Saadat Nima P, Nies Tim, Rousset Yvan, Ebenhöh Oliver
Institute of Quantitative and Theoretical Biology, Heinrich-Heine-Universität Düsseldorf, Universitätsstraße 1, 40225 Düsseldorf, Germany.
Cluster of Excellence on Plant Sciences (CEPLAS), Heinrich-Heine University, Universitätsstrasse 1, 40225 Düsseldorf, Germany.
Entropy (Basel). 2020 Feb 28;22(3):277. doi: 10.3390/e22030277.

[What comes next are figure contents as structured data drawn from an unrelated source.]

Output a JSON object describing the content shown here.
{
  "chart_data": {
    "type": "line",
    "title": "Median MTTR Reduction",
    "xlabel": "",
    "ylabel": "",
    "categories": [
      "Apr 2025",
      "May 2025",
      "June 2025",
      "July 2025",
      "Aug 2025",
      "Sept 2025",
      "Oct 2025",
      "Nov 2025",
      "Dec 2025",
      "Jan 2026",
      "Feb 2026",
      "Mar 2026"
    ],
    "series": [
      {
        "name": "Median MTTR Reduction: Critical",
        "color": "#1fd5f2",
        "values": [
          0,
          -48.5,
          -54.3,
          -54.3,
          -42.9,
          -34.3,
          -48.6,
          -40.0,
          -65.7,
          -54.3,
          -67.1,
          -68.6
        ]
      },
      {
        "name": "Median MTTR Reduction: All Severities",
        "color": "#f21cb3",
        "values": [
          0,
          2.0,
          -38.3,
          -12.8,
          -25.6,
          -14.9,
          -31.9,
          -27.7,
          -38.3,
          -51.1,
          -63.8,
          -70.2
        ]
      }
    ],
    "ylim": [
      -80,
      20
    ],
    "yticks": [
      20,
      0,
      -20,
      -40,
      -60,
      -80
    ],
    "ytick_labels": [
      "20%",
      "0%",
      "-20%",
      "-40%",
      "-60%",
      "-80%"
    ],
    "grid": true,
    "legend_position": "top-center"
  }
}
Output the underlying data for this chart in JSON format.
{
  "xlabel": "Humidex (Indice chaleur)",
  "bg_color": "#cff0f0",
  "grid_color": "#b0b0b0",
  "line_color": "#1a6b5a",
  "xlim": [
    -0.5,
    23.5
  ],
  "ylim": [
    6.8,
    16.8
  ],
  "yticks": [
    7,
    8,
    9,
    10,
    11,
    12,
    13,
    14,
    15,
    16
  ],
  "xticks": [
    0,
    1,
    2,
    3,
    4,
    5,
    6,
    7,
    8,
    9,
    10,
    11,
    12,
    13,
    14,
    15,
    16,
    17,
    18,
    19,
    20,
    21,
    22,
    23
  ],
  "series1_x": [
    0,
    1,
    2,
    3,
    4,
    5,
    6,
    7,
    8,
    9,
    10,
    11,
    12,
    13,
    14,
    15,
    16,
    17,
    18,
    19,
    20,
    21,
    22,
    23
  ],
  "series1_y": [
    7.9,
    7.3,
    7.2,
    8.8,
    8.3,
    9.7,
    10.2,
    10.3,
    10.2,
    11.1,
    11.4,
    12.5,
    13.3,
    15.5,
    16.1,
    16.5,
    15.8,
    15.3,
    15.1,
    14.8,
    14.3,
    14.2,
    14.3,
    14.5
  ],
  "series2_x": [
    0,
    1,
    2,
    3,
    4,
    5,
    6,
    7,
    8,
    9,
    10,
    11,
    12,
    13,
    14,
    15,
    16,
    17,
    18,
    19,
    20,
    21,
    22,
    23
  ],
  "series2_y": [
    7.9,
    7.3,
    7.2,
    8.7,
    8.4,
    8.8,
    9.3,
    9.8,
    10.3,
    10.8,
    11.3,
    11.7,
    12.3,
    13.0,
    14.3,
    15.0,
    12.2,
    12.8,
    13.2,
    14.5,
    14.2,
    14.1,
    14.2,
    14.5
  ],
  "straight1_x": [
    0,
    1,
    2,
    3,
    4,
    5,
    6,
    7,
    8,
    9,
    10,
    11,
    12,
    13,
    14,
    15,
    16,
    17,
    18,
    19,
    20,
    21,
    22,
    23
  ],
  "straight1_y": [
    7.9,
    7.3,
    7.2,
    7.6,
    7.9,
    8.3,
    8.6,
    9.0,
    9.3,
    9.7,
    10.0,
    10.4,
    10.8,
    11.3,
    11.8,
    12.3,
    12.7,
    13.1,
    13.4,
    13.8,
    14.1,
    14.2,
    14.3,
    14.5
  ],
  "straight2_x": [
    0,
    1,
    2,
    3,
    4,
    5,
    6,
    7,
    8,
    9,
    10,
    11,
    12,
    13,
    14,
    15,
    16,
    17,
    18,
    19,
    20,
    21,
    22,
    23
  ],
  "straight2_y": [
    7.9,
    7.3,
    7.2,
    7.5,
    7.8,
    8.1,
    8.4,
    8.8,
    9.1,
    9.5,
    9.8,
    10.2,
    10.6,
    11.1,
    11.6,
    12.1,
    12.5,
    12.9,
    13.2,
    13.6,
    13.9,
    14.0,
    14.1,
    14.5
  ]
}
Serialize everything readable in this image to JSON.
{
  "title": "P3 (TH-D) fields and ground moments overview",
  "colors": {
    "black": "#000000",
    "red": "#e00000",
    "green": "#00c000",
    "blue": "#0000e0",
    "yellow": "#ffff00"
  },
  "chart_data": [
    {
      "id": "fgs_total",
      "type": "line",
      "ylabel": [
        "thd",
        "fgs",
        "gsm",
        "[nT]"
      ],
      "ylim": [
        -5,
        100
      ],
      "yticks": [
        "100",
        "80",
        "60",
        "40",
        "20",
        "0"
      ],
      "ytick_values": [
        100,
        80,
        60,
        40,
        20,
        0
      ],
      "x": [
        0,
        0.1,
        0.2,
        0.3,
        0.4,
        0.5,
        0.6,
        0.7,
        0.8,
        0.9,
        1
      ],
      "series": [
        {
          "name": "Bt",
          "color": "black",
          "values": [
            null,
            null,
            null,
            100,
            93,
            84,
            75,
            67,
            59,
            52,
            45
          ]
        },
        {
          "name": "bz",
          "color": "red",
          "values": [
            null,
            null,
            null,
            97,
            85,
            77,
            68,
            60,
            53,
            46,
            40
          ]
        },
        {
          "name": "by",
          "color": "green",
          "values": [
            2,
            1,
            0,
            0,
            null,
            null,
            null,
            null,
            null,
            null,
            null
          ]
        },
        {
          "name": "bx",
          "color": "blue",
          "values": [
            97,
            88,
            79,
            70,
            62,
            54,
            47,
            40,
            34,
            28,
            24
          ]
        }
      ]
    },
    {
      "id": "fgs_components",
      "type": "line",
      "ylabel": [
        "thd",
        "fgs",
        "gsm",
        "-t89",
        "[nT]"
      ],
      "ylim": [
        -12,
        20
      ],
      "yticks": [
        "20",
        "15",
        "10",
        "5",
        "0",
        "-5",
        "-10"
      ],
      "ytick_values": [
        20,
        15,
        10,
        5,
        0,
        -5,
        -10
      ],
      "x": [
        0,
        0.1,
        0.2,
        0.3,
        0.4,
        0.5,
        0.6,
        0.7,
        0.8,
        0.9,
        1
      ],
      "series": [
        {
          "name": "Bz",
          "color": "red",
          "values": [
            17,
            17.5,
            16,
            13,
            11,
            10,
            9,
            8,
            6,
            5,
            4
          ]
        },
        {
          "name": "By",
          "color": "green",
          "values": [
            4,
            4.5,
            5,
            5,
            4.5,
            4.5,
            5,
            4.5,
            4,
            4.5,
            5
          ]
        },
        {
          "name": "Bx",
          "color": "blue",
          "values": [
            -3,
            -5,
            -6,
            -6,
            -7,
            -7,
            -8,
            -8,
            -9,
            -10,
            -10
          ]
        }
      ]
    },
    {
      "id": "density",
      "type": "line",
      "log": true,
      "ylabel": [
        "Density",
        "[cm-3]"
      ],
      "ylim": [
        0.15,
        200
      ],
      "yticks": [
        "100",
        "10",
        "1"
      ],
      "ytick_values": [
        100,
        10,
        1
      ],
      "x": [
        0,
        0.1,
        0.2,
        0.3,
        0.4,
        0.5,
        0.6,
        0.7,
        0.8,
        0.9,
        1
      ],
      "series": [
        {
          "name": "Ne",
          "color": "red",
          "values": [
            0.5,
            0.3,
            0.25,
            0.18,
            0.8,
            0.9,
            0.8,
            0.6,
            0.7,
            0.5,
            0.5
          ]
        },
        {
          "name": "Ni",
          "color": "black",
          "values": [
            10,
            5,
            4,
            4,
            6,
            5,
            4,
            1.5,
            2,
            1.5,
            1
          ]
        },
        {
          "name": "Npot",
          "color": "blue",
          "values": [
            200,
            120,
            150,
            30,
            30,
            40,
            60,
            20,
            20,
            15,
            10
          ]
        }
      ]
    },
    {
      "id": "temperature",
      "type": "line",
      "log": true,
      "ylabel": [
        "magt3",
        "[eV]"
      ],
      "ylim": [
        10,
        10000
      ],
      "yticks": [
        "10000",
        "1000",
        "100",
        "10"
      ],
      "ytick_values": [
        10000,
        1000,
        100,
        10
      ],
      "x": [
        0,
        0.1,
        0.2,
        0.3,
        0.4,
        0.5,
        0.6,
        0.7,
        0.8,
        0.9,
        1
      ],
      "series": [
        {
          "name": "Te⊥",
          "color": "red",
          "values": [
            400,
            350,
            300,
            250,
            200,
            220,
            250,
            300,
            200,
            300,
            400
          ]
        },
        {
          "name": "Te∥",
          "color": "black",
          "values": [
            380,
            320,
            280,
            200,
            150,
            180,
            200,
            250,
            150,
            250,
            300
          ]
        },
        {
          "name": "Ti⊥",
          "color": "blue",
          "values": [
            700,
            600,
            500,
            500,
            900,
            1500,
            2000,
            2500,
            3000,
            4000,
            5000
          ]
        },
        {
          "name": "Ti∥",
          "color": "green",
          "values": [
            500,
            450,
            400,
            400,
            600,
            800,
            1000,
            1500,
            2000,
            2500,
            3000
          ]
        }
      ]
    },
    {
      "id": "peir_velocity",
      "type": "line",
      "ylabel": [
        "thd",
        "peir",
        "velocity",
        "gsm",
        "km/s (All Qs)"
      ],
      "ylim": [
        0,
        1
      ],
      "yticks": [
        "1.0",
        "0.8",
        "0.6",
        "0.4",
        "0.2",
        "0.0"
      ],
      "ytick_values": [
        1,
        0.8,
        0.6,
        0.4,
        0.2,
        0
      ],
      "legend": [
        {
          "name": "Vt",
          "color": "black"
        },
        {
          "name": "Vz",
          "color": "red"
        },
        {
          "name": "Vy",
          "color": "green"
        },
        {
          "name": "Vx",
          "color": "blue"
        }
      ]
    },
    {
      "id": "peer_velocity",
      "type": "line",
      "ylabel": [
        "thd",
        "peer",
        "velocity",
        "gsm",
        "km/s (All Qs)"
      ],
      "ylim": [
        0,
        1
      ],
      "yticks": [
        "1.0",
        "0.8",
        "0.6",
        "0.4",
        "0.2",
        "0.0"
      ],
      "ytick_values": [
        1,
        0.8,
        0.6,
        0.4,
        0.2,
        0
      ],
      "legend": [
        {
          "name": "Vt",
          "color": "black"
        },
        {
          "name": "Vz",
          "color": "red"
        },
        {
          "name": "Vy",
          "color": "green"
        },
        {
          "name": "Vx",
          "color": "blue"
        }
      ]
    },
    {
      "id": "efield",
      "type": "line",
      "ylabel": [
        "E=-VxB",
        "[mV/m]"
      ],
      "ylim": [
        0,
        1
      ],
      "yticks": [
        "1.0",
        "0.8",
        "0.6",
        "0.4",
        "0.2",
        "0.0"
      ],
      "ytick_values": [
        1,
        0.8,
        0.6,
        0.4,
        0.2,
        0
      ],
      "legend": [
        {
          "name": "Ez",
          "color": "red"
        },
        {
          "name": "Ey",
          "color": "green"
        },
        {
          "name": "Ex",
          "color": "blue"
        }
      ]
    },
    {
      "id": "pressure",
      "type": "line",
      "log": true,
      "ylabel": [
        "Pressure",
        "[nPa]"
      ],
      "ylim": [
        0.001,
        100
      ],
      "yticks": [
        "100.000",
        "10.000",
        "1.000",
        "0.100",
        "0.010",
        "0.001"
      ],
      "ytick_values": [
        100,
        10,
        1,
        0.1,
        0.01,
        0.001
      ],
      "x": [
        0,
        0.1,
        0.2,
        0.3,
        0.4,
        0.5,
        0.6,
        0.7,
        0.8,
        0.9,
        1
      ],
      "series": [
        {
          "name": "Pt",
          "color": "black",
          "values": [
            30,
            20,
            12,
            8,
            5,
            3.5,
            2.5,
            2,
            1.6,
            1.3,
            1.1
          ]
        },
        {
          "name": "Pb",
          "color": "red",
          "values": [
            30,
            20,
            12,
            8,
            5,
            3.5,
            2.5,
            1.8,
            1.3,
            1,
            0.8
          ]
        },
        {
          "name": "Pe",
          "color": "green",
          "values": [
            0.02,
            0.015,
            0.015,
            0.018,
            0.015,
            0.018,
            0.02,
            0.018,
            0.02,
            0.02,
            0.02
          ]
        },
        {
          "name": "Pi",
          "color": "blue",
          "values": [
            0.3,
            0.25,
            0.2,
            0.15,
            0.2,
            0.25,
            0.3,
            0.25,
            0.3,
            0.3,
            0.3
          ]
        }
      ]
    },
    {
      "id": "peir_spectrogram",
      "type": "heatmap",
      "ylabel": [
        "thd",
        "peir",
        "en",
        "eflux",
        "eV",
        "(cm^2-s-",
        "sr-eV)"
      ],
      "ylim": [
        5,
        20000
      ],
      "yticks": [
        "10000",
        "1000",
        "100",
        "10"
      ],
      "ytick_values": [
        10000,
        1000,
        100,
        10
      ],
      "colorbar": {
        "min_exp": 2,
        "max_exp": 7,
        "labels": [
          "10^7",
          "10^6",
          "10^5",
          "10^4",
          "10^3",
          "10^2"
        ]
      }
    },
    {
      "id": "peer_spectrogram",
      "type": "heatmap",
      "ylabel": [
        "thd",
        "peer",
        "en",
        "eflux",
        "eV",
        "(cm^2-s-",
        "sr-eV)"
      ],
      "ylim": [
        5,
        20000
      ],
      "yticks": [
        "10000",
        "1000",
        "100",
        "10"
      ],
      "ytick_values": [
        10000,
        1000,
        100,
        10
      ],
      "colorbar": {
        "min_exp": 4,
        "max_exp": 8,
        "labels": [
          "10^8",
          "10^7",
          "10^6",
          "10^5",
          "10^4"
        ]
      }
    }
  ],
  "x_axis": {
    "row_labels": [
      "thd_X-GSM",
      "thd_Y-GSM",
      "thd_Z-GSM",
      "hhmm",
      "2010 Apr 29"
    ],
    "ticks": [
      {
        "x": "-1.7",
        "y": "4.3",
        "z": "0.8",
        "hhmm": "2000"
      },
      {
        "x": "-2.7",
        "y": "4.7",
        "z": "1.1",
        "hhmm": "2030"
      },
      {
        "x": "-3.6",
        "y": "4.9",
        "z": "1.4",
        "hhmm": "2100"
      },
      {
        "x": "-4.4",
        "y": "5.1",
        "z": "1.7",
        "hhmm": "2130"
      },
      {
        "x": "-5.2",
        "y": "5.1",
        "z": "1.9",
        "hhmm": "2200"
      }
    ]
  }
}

Understanding microbial growth with the use of mathematical models has a long history that dates back to the pioneering work of Jacques Monod in the 1940s. Monod's famous growth law expressed microbial growth rate as a simple function of the limiting nutrient concentration. However, to explain growth laws from underlying principles is extremely challenging. In the second half of the 20th century, numerous experimental approaches aimed at precisely measuring heat production during microbial growth to determine the entropy balance in a growing cell and to quantify the exported entropy. This has led to the development of thermodynamic theories of microbial growth, which have generated fundamental understanding and identified the principal limitations of the growth process. Although these approaches ignored metabolic details and instead considered microbial metabolism as a black box, modern theories heavily rely on genomic resources to describe and model metabolism in great detail to explain microbial growth. Interestingly, however, thermodynamic constraints are often included in modern modeling approaches only in a rather superficial fashion, and it appears that recent modeling approaches and classical theories are rather disconnected fields. To stimulate a closer interaction between these fields, we here review various theoretical approaches that aim at describing microbial growth based on thermodynamics and outline the resulting thermodynamic limits and optimality principles. We start with classical black box models of cellular growth, and continue with recent metabolic modeling approaches that include thermodynamics, before we place these models in the context of fundamental considerations based on non-equilibrium statistical mechanics. We conclude by identifying conceptual overlaps between the fields and suggest how the various types of theories and models can be integrated. We outline how concepts from one approach may help to inform or constrain another, and we demonstrate how genome-scale models can be used to infer key black box parameters, such as the energy of formation or the degree of reduction of biomass. Such integration will allow understanding to what extent microbes can be viewed as thermodynamic machines, and how close they operate to theoretical optima.
利用数学模型理解微生物生长有着悠久的历史,可追溯到20世纪40年代雅克·莫诺的开创性工作。莫诺著名的生长定律将微生物生长速率表示为限制营养物浓度的简单函数。然而,从基本原理解释生长定律极具挑战性。在20世纪下半叶,众多实验方法旨在精确测量微生物生长过程中的产热,以确定生长细胞中的熵平衡并量化输出的熵。这导致了微生物生长热力学理论的发展,这些理论产生了基本认识并确定了生长过程的主要限制。尽管这些方法忽略了代谢细节,而是将微生物代谢视为一个黑箱,但现代理论严重依赖基因组资源来详细描述和模拟代谢以解释微生物生长。然而,有趣的是,热力学约束在现代建模方法中往往只是以相当表面的方式包含在内,而且似乎最近的建模方法和经典理论是相当脱节的领域。为了促进这些领域之间更紧密的互动,我们在此回顾各种旨在基于热力学描述微生物生长的理论方法,并概述由此产生的热力学极限和最优性原理。我们从细胞生长的经典黑箱模型开始,接着介绍包括热力学的近期代谢建模方法,然后将这些模型置于基于非平衡统计力学的基本考虑背景下。我们通过识别各领域之间的概念重叠来得出结论,并建议如何整合各种类型的理论和模型。我们概述一种方法中的概念如何有助于为另一种方法提供信息或进行约束,并展示基因组规模模型如何用于推断关键的黑箱参数,例如形成能或生物量的还原度。这种整合将有助于理解微生物在多大程度上可被视为热力发动机,以及它们与理论最优状态的接近程度。